I had a go at knitting a red heart to make into a valentine's card - in fact I had several goes with two different patterns, and gave it up as a silly idea. However, my last pupil on Tuesday morning was away, so I had time to visit one of my favourite shops before arriving at the next school: Handcross Hardware and Craft
It sells EVERYTHING. My excuse was that I had left all my pens at home, and I knew I would be able to buy one there. There's coal and compost and bicycles and children's buckets and spades and whirly flowers and plants outside, and stationery and ornaments and knitting wool (not much) and gift foods (teas, coffees, biscuits) and COOK frozen food and seed packets and household cleaning materials at the front, and gardening and farming and torches and rope and oil lanterns and mouse traps and hoof oil and horse harness and heaven knows what as you further and further and further back. I did very well to escape with four packets of seeds (broad beans, Brussel sprouts, lettuce and radishes), a cheap fountain pen and a packet of posh chocolate to share for Valentine's day.
Why broad beans and brussel sprouts? I am determined to grow and eat some vegetables this year. Fresh tender young broad beans bear no relationship at all to the solid grey rocks that used to be dumped on our plates at prep school. I wonder sometimes if eating was meant to be a form of penance at the convent; spinach full of grit, red cabbage boiled to a pale sludgy grey and broad beans - I've said enough about them. And when we were in Canada last year, we had brussel sprouts that had been picked BEFORE the frost; they had the sweetest flavour you could image, so unexpected. I'm hoping to get them started over half term. These look like being a good idea too. We buy them in Waitrose when they are in season.
I've added the text, for the info on companion planting. Nasturiums and mint. Gottit.
Friday was a First Aid course instead of teaching grade 8 cello, grade 1 viola, numerous beginner pianists, a beginner cello, a grade 4 cello and a group of grade 2 cellos. It made a pleasant change. There wasn't a lot of bandaging, and we spent most of the day doing chest compressions on a variety of different sized dummies. Being a musician I found it impossible to deliver 30 compressions; musicians count in 4s and 8s. But luckily it doesn't matter if you do 32 before you do the two "rescue breaths". Singing that "Staying alive song" in your head, like in the TV advert.

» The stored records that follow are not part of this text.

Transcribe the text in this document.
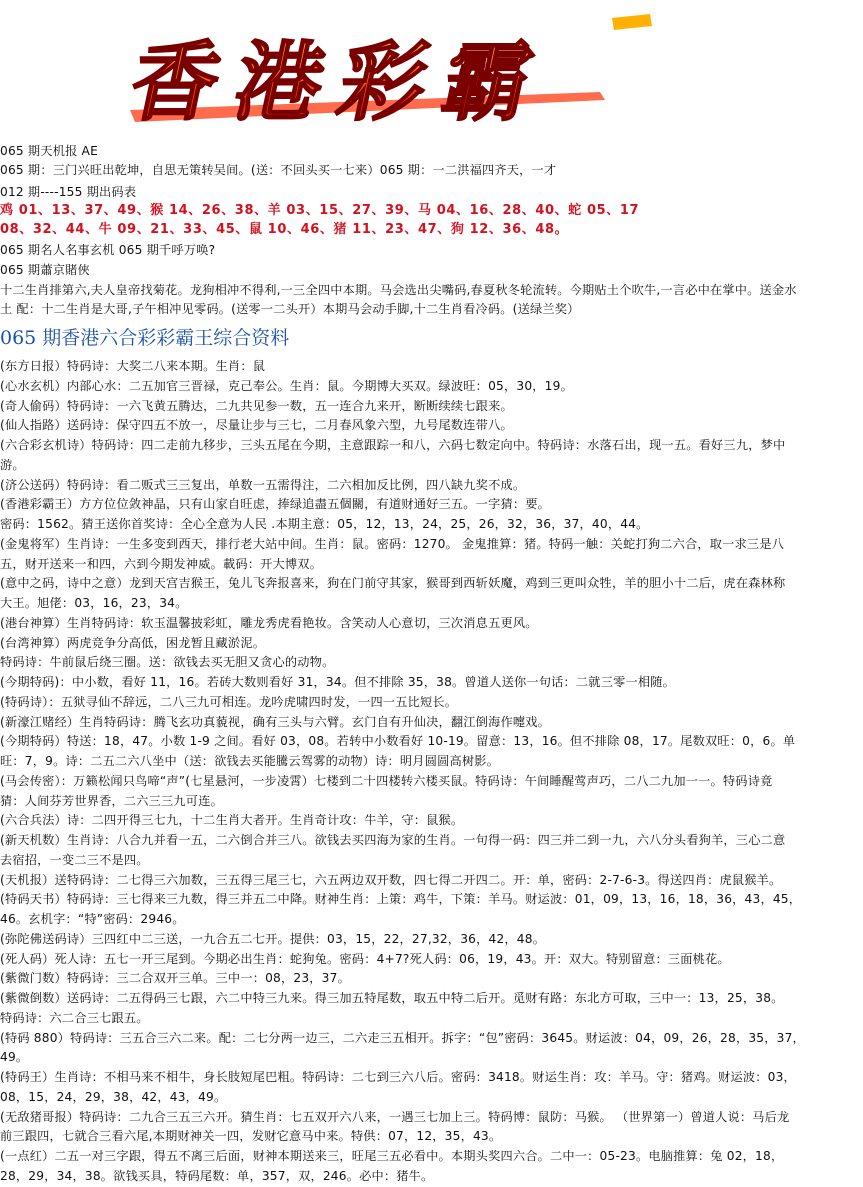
香港彩霸
065 期天机报 AE
065 期：三门兴旺出乾坤，自思无策转吴间。(送：不回头买一七来）065 期：一二洪福四齐天，一才
012 期----155 期出码表
鸡 01、13、37、49、猴 14、26、38、羊 03、15、27、39、马 04、16、28、40、蛇 05、17
08、32、44、牛 09、21、33、45、鼠 10、46、猪 11、23、47、狗 12、36、48。
065 期名人名事玄机 065 期千呼万唤?
065 期蕭京賭俠
十二生肖排第六,夫人皇帝找菊花。龙狗相冲不得利,一三全四中本期。马会选出尖嘴码,春夏秋冬轮流转。今期贴土个吹牛,一言必中在掌中。送金水
土 配：十二生肖是大哥,子午相冲见零码。(送零一二头开）本期马会动手脚,十二生肖看冷码。(送绿兰奖）
065 期香港六合彩彩霸王综合资料
(东方日报）特码诗：大奖二八来本期。生肖：鼠
(心水玄机）内部心水：二五加官三晋禄，克己奉公。生肖：鼠。今期博大买双。绿波旺：05，30，19。
(奇人偷码）特码诗：一六飞黄五腾达，二九共见参一数，五一连合九来开，断断续续七跟来。
(仙人指路）送码诗：保守四五不放一，尽量让步与三七，二月春风象六型，九号尾数连带八。
(六合彩玄机诗）特码诗：四二走前九移步，三头五尾在今期，主意跟踪一和八，六码七数定向中。特码诗：水落石出，现一五。看好三九，梦中
游。
(济公送码）特码诗：看二贩式三三复出，单数一五需得注，二六相加反比例，四八缺九奖不成。
(香港彩霸王）方方位位敛神晶，只有山家自旺虑，捧绿追盡五個關，有道财通好三五。一字猜：要。
密码：1562。猜王送你首奖诗：全心全意为人民 .本期主意：05，12，13，24，25，26，32，36，37，40，44。
(金鬼将军）生肖诗：一生多变到西天，排行老大站中间。生肖：鼠。密码：1270。 金鬼推算：猪。特码一触：关蛇打狗二六合，取一求三是八
五，财开送来一和四，六到今期发神威。載码：开大博双。
(意中之码，诗中之意）龙到天宫吉猴王，兔儿飞奔报喜来，狗在门前守其家，猴哥到西斩妖魔，鸡到三更叫众牲，羊的胆小十二后，虎在森林称
大王。旭佬：03，16，23，34。
(港台神算）生肖特码诗：软玉温馨披彩虹，雕龙秀虎看艳妆。含笑动人心意切，三次消息五更风。
(台湾神算）两虎竞争分高低，困龙暂且藏淤泥。
特码诗：牛前鼠后绕三圈。送：欲钱去买无胆又贪心的动物。
(今期特码)：中小数，看好 11，16。若砖大数则看好 31，34。但不排除 35，38。曾道人送你一句话：二就三零一相随。
(特码诗）：五狱寻仙不辞远，二八三九可相连。龙吟虎啸四时发，一四一五比短长。
(新濠江赌经）生肖特码诗：腾飞玄功真藐视，确有三头与六臂。玄门自有升仙决，翻江倒海作嚏戏。
(今期特码）特送：18，47。小数 1-9 之间。看好 03，08。若转中小数看好 10-19。留意：13，16。但不排除 08，17。尾数双旺：0，6。单
旺：7，9。诗：二五二六八坐中（送：欲钱去买能騰云驾雾的动物）诗：明月圆圆高树影。
(马会传密）：万籁松闻只鸟啼“声”(七星悬河，一步凌霄）七楼到二十四楼转六楼买鼠。特码诗：午间睡醒莺声巧，二八二九加一一。特码诗竟
猜：人间芬芳世界香，二六三三九可连。
(六合兵法）诗：二四开得三七九，十二生肖大者开。生肖奇计攻：牛羊，守：鼠猴。
(新天机数）生肖诗：八合九并看一五，二六倒合并三八。欲钱去买四海为家的生肖。一句得一码：四三并二到一九，六八分头看狗羊，三心二意
去宿招，一变二三不是四。
(天机报）送特码诗：二七得三六加数，三五得三尾三七，六五两边双开数，四七得二开四二。开：单，密码：2-7-6-3。得送四肖：虎鼠猴羊。
(特码天书）特码诗：三七得来三九数，得三并五二中降。财神生肖：上策：鸡牛，下策：羊马。财运波：01，09，13，16，18，36，43，45，
46。玄机字：“特”密码：2946。
(弥陀佛送码诗）三四红中二三送，一九合五二七开。提供：03，15，22，27,32，36，42，48。
(死人码）死人诗：五七一开三尾到。今期必出生肖：蛇狗兔。密码：4+7?死人码：06，19，43。开：双大。特别留意：三面桃花。
(紫微门数）特码诗：三二合双开三单。三中一：08，23，37。
(紫微倒数）送码诗：二五得码三七跟，六二中特三九来。得三加五特尾数，取五中特二后开。觅财有路：东北方可取，三中一：13，25，38。
特码诗：六二合三七跟五。
(特码 880）特码诗：三五合三六二来。配：二七分两一边三，二六走三五相开。拆字：“包”密码：3645。财运波：04，09，26，28，35，37，
49。
(特码王）生肖诗：不相马来不相牛，身长肢短尾巴粗。特码诗：二七到三六八后。密码：3418。财运生肖：攻：羊马。守：猪鸡。财运波：03，
08，15，24，29，38，42，43，49。
(无敌猪哥报）特码诗：二九合三五三六开。猜生肖：七五双开六八来，一遇三七加上三。特码博：鼠防：马猴。 （世界第一）曾道人说：马后龙
前三跟四，七就合三看六尾,本期财神关一四，发财它意马中来。特供：07，12，35，43。
(一点红）二五一对三字跟，得五不离三后面，财神本期送来三，旺尾三五必看中。本期头奖四六合。二中一：05-23。电脑推算：兔 02，18，
28，29，34，38。欲钱买具，特码尾数：单，357，双，246。必中：猪牛。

Afterwards, in the evening, it was time for drumming again; it is going along quite nicely. There are half-a-dozen regulars, and they seem to be enjoying themselves.
It is now Saturday morning. I'm rattling off this post, having had croissants and coffee, and then I am taking a book back to bed for a wide-awake lie-in/lazy morning.
Yesterday the weather brightened up in the afternoon - I'm hoping it will do the same again today.